The five presidential candidates were largely in uniform in their support for the Jewish state and the destruction of Hamas.
By Andrew Bernard, JNS
Questions about Israel’s war against Hamas and threats to the U.S. Jewish community dominated the first half of the third Republican presidential primary debate on Wednesday in Miami.
The five candidates, who were largely uniform in their support for the Jewish state, were asked what their advice would be to Israeli Prime Minister Benjamin Netanyahu.
“I will be telling Bibi: ‘Finish the job once and for all with these butchers Hamas,’” Florida Gov. Ron DeSantis said. “They’re terrorists. They’re massacring innocent people. They would wipe every Jew off the globe if they could.”
Nikki Haley, a former U.S. ambassador to the United Nations and a former South Carolina governor, said she had already spoken with Netanyahu.
“The first thing I said to him when it happened was I said, ‘Finish them,’” she said. “The last thing we need to do is to tell Israel what to do.

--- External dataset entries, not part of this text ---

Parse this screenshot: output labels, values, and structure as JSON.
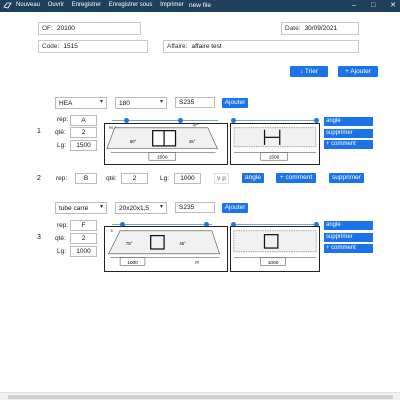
{
  "app": {
    "title": "new file",
    "menu": [
      "Nouveau",
      "Ouvrir",
      "Enregistrer",
      "Enregistrer sous",
      "Imprimer"
    ],
    "window_buttons": [
      "–",
      "□",
      "✕"
    ]
  },
  "header": {
    "of_label": "OF:",
    "of_value": "20100",
    "date_label": "Date:",
    "date_value": "30/09/2021",
    "code_label": "Code:",
    "code_value": "1515",
    "affaire_label": "Affaire:",
    "affaire_value": "affaire test",
    "trier_label": "↓ Trier",
    "ajouter_label": "+ Ajouter"
  },
  "common": {
    "rep_label": "rep:",
    "qte_label": "qté:",
    "lg_label": "Lg:",
    "ajouter_btn": "Ajouter",
    "angle_btn": "angle",
    "supprimer_btn": "supprimer",
    "comment_btn": "+ comment"
  },
  "items": [
    {
      "num": "1",
      "profile": "HEA",
      "size": "180",
      "material": "S235",
      "rep": "A",
      "qte": "2",
      "lg": "1500",
      "dim_left": "1500",
      "dim_right": "1500",
      "angle_a": "60°",
      "angle_b": "45°",
      "dim_top": "66.7",
      "dim_top2": "47°"
    },
    {
      "num": "2",
      "rep": "B",
      "qte": "2",
      "lg": "1000",
      "vp": "v p"
    },
    {
      "num": "3",
      "profile": "tube carré",
      "size": "20x20x1,5",
      "material": "S235",
      "rep": "F",
      "qte": "2",
      "lg": "1000",
      "dim_left": "1000",
      "dim_right": "1000",
      "angle_a": "75°",
      "angle_b": "45°",
      "dim_top": "5",
      "dim_side": "20"
    }
  ]
}
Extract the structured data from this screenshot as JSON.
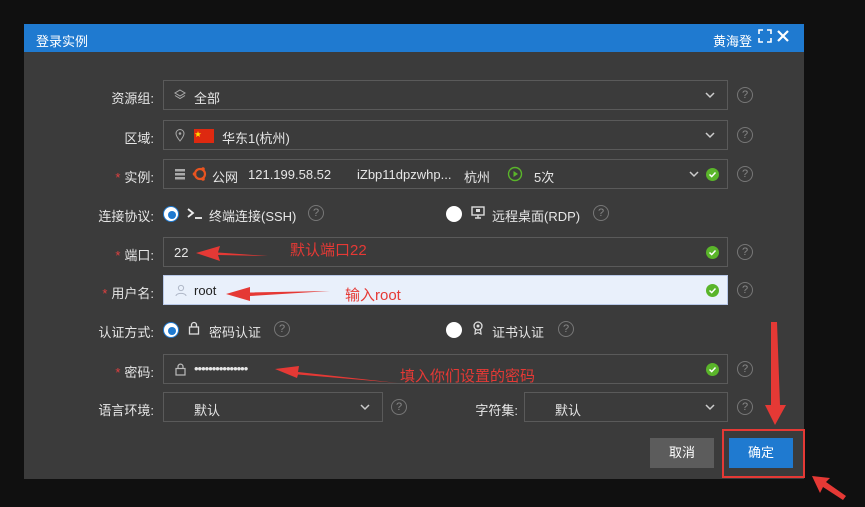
{
  "window": {
    "title": "登录实例",
    "user": "黄海登"
  },
  "form": {
    "resource_group": {
      "label": "资源组:",
      "value": "全部"
    },
    "region": {
      "label": "区域:",
      "value": "华东1(杭州)"
    },
    "instance": {
      "label": "实例:",
      "network": "公网",
      "ip": "121.199.58.52",
      "id": "iZbp11dpzwhp...",
      "city": "杭州",
      "count": "5次"
    },
    "protocol": {
      "label": "连接协议:",
      "options": [
        {
          "label": "终端连接(SSH)",
          "selected": true
        },
        {
          "label": "远程桌面(RDP)",
          "selected": false
        }
      ]
    },
    "port": {
      "label": "端口:",
      "value": "22"
    },
    "username": {
      "label": "用户名:",
      "value": "root"
    },
    "auth": {
      "label": "认证方式:",
      "options": [
        {
          "label": "密码认证",
          "selected": true
        },
        {
          "label": "证书认证",
          "selected": false
        }
      ]
    },
    "password": {
      "label": "密码:",
      "masked": "•••••••••••••••"
    },
    "language": {
      "label": "语言环境:",
      "value": "默认"
    },
    "charset": {
      "label": "字符集:",
      "value": "默认"
    }
  },
  "buttons": {
    "cancel": "取消",
    "confirm": "确定"
  },
  "annotations": {
    "port": "默认端口22",
    "username": "输入root",
    "password": "填入你们设置的密码"
  },
  "colors": {
    "title_bar": "#1f7ad0",
    "dialog_bg": "#3b3b3b",
    "confirm": "#1f7ad0",
    "cancel": "#5c5c5c",
    "annotation": "#e53935",
    "check": "#5ab52a"
  },
  "icons": [
    "fullscreen-icon",
    "close-icon",
    "layers-icon",
    "location-icon",
    "china-flag-icon",
    "server-icon",
    "ubuntu-icon",
    "play-circle-icon",
    "terminal-icon",
    "remote-desktop-icon",
    "lock-icon",
    "certificate-icon",
    "user-icon",
    "check-icon",
    "help-icon",
    "chevron-down-icon"
  ]
}
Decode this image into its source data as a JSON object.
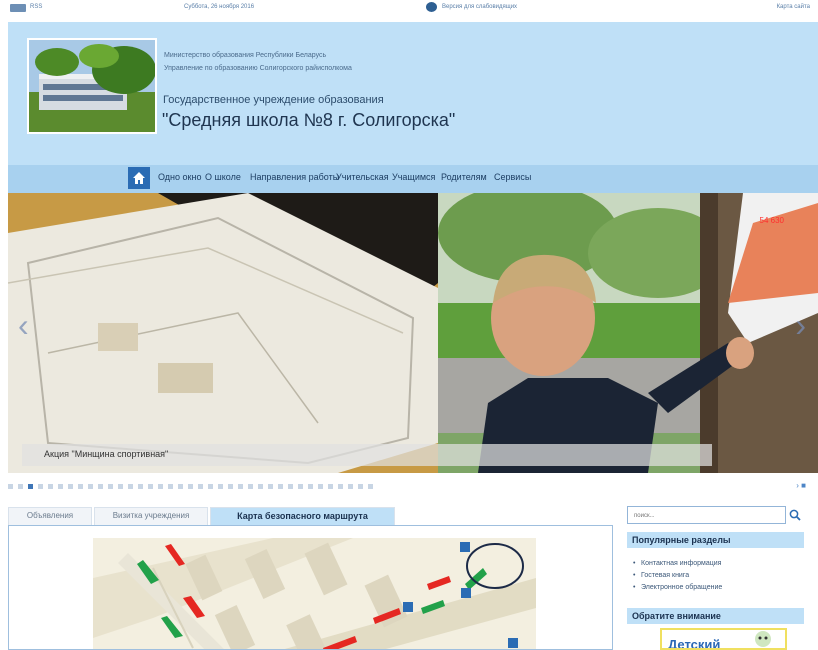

The only thing we should be doing is supporting them and eliminating Hamas.”
Matt Brooks, CEO of the Republican Jewish Coalition, which co-sponsored the debate, asked the candidates what they would say to Jewish students alarmed by the dramatic rise in antisemitism on college campuses.
Tech entrepreneur Vivek Ramaswamy claimed that some of his opponents supported “censorship” in their opposition to pro-Palestinian campus groups.
“We don’t quash this with censorship because that creates a worse underbelly,” he said. “We quell it through leadership by calling it out.”
Ramaswamy also hit out at the other candidates personally, saying that Haley—and by implication DeSantis—was “Dick Cheney in three-inch heels” and criticizing Haley’s daughter for having a TikTok account.
“You’re just scum,” Haley said, in response to Ramswamy’s mention of her daughter.
Ramaswamy also described Ukrainian President Volodymyr Zelenskyy, who is Jewish, as “a Nazi in its ranks, the comedian in cargo pants.”
Former President Donald Trump, who has consistently led the Republican primary in national polls by 30 to 40 points, did not attend Wednesday’s debate.